Energy-level diagram of the two-site Bose-Hubbard QCA, where the bare-cavity energies and the coupled-mode energies of the cavities are shown. One of the resonant two-photon excitation paths satisfying Eq. (4) is illustrated by the arrows on the left, while the off-resonant path for identical input photons is shown on the right.

Figure 3

Bound-state contribution in the scattering matrix element, $\overline{S_{RR}}$, is shown as a function of $\delta$, (a) for $V^2=0.01$ (blue solid curve) and $V^2=0.25$ (orange dashed curve), and (b) with detuning of total incident energy and nonlinearity for $V^2=0.25$. (c) The resonant conditions of $\mathrm{\Delta }k\left(\mathrm{\Delta }p\right)$ in $|S_{RR}{|}^2$ for $\delta =0,2{\epsilon }_{\pm }^{\left(1\right)}$, and ${\epsilon }_{0,\pm }^{\left(2\right)}$ for $U=5$ and $V^2=0.25$. (d) The respective eigenstate excitation amplitudes at the corresponding two-photon energy resonances with increasing $U/J$ when $\mathrm{\Delta }k=\delta -2{\epsilon }_{-}^{\left(1\right)}$ (solid curve) and $\mathrm{\Delta }k=0$ (dashed curve) for $V^2=0.04$. All units are defined with respect to $J$. Panel (c) clearly depicts the resonance condition written in Eq. (4), while panel (d) shows how the desired eigenstates are more efficiently excited when this condition is met (solid curves) as opposed to the off-resonant case (dashed curves).

Figure 4

Left- and right-hand columns : $\mathrm{\Delta }k=\delta -2{\epsilon }_{-}^{\left(1\right)}$ and $\mathrm{\Delta }k=0$. Two-photon transmission ($P_{RR}$) is shown as a function of the two-photon detuning $\delta /J$ for different photon-photon interaction strengths $U/J=0,1,5$ in (a) and (e).
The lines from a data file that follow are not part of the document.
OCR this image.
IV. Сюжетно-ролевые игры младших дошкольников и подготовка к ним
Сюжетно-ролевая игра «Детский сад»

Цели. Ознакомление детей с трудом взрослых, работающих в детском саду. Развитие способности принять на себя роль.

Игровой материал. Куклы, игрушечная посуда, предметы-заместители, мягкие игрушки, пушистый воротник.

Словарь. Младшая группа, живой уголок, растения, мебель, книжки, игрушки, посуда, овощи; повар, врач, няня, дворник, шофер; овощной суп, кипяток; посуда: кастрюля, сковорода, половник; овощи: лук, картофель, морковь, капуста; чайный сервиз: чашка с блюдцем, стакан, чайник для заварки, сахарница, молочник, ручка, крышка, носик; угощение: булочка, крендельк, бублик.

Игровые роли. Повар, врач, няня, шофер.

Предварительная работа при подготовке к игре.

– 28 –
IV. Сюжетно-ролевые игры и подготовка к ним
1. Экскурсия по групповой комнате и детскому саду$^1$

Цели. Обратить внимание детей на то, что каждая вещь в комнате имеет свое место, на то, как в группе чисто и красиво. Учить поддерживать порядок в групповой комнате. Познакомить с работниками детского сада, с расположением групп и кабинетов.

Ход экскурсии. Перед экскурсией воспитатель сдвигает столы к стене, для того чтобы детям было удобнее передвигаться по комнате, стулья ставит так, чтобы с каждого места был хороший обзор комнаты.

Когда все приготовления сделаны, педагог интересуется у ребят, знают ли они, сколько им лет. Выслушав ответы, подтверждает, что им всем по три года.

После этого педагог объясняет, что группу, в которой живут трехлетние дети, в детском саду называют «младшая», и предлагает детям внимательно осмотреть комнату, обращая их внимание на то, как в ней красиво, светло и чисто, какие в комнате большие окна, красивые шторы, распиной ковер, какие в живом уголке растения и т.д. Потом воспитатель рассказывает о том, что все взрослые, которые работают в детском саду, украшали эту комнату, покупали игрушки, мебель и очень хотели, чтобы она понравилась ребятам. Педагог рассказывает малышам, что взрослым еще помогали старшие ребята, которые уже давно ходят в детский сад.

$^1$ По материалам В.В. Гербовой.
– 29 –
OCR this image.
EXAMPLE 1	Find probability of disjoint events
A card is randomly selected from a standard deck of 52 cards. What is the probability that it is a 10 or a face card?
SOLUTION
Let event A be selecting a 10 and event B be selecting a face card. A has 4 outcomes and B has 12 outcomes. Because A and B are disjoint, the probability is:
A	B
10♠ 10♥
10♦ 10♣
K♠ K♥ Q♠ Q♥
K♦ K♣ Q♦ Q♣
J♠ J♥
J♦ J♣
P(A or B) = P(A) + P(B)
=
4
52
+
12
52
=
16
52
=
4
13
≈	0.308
The probabilities $P_{LL},P_{LR}$, and $P_{RR}$ are also shown as a function of $U/J$ for two-photon eigenenergies $\delta ={\epsilon }_{0,\pm }^{\left(2\right)}$ in (b)–(d) and (f)–(h). Weak waveguide-cavity coupling and the narrow bandwidth of initial photons are assumed: $V^2/J=0.04$ and $\sigma /J=0.005$. Note the difference in the behavior of scattering probabilities as a function of $U/J$ when two-particle states are probed fully resonantly with different energy photons via the one-particle manifold (left column) compared to the case where a virtual (off-resonant) one-photon absorption is required (right column). In addition, in the former case, transmission is generally significantly larger, which makes this approach experimentally more efficient (see text for more details).

Figure 5

Left- and right-hand columns : $\mathrm{\Delta }k=\delta -2{\epsilon }_{-}^{\left(1\right)}$ and $\mathrm{\Delta }k=0$. Second-order intensity correlation function $g_{RR}^{\left(2\right)}$ is shown (a),(c) as a function of two-photon detuning $\delta /J$ for different photon-photon interaction strengths $U/J=0,1,5$ and (b),(d) as a function of $U/J$ for two-photon eigenenergies $\delta ={\epsilon }_{0,\pm }^{\left(2\right)}$. The same parameters are chosen as used in Fig. 4. We highlight here the direct mapping of the correlations of the many-body state ${\epsilon }_{-}^{\left(2\right)}$ onto the transmitted light $g_{RR}^{\left(2\right)}$ [the green dotted line in (b)], as the former monotonically approaches the Mott-like state $|1,1\rangle$ with increasing $U/J$. This does not hold in the identical-photons case, however, where $g_{RR}^{\left(2\right)}$ first increases before it dips down to follow the correlations of the state. The same behavior is also found in the coherent-driving scenario [16]. (See the detailed discussion in Sec. 3b regarding the rest of the states and regimes, and differences between the two approaches.)

Figure 6

Second-order intensity correlations for the transmitted light as a function of the two-photon detuning $\delta /J$ for $U/J=1,5$, obtained from the scattering approach with the identical two-photon input (blue solid line) and a coherent-state input (orange thick-dashed line), and also from the master-equation formalism (green dashed line). For the latter, $\mathrm{\Omega }=V\overline{n}=0.0002$ and $\gamma =V^2=0.04$ are used.

Figure 7

For the fully resonant case, two-photon transmissions ($P_{RR}$) and second-order correlations as a function of the total energy $\delta /J$ with ${\gamma }_{\mathrm{bath}}/J=0$, 0.02, and 0.04 when $V^2/J=0.04$ and $U/J=1$.

Figure 8

(a) $g_{\mathrm{initial}}^{\left(2\right)}\left(0\right)$ as a function of $M_2$, constructed from different values of momentums $k_1$ and $k_2$ for initial two photons. (b) $g_{\mathrm{initial}}^{\left(2\right)}$ as a function of $\delta$ when $\mathrm{\Delta }k=\delta -2{\epsilon }_{-}^{\left(1\right)}$.

Figure 9

$g_{RR}^{\left(2\right)}$ as a function of detuning $\delta /J$ for $U/J=1$ when (a) $\mathrm{\Delta }k=\delta -{\epsilon }_{-}^{\left(1\right)}$ and (b) $\mathrm{\Delta }k=0$. Parameters are the same as in the main text.